14/4/10

EL BARDO

Él se quejaba.
No puedo con los poetas que van de poetas,
decía,
que visten y hablan como poetas
y son incapaces de escribir un puto poema
en condiciones…

Años más tarde, lo volví a ver.
Llevaba un sombrero ladeado
que le arqueaba una melena lacia y sucia,
una americana azul oscuro
sobre unos tejanos raídos y un par de zapatos
por los que asomaba la punta del calcetín sudado.
En la mano llevaba una copa de ginebra
que él hubiera preferido de garrafón.
Le recitaba no sé qué ostias del amor a una adolescente
con las bragas probablemente también sudadas,
y también es probable que al final acabase tirándosela;
esas cosas pasan.
Debió de ganar un premio.
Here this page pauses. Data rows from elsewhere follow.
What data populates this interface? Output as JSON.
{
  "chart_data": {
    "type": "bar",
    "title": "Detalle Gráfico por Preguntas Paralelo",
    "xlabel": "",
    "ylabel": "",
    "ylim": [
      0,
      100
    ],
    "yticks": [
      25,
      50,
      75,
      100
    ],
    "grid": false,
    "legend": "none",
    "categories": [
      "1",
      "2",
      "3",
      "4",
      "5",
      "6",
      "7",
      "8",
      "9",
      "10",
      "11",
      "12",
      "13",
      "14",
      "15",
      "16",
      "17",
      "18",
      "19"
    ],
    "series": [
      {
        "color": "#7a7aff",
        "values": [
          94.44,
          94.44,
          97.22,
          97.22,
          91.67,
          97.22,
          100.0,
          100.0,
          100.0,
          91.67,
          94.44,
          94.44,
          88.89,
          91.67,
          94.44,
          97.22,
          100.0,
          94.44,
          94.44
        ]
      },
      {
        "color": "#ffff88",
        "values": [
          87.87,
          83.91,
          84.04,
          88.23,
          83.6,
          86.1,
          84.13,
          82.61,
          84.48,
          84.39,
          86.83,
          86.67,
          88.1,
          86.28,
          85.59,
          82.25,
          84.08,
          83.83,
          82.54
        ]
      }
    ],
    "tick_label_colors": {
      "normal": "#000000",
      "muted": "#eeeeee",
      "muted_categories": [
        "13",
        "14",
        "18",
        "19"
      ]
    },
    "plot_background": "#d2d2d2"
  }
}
Uno gordo,
de ésos que te untan la cartera
y lo que no es la cartera.
Acudió a charlas y recitales donde peroraba sobre el sentido
y sinsentido
de la palabra escrita,
sobre las tergiversaciones del lenguaje poético
y las jaulas de la verdad apenas entredicha…,
hasta que una buena noche el frío y las mixturas —esta vez, sí
de garrafón—, se lo llevaron al Parnaso
en donde yace desde entonces
con nombre y apellidos escritos en mayúscula.
Dicen que se suicidó.
Yo, en cambio, sé que fue la poesía,
ésa que ahoga de palabras las palabras,
la culpable,
cuando le entró en vena y se lo creyó
como un síndrome de inmunodeficiencia adquirida.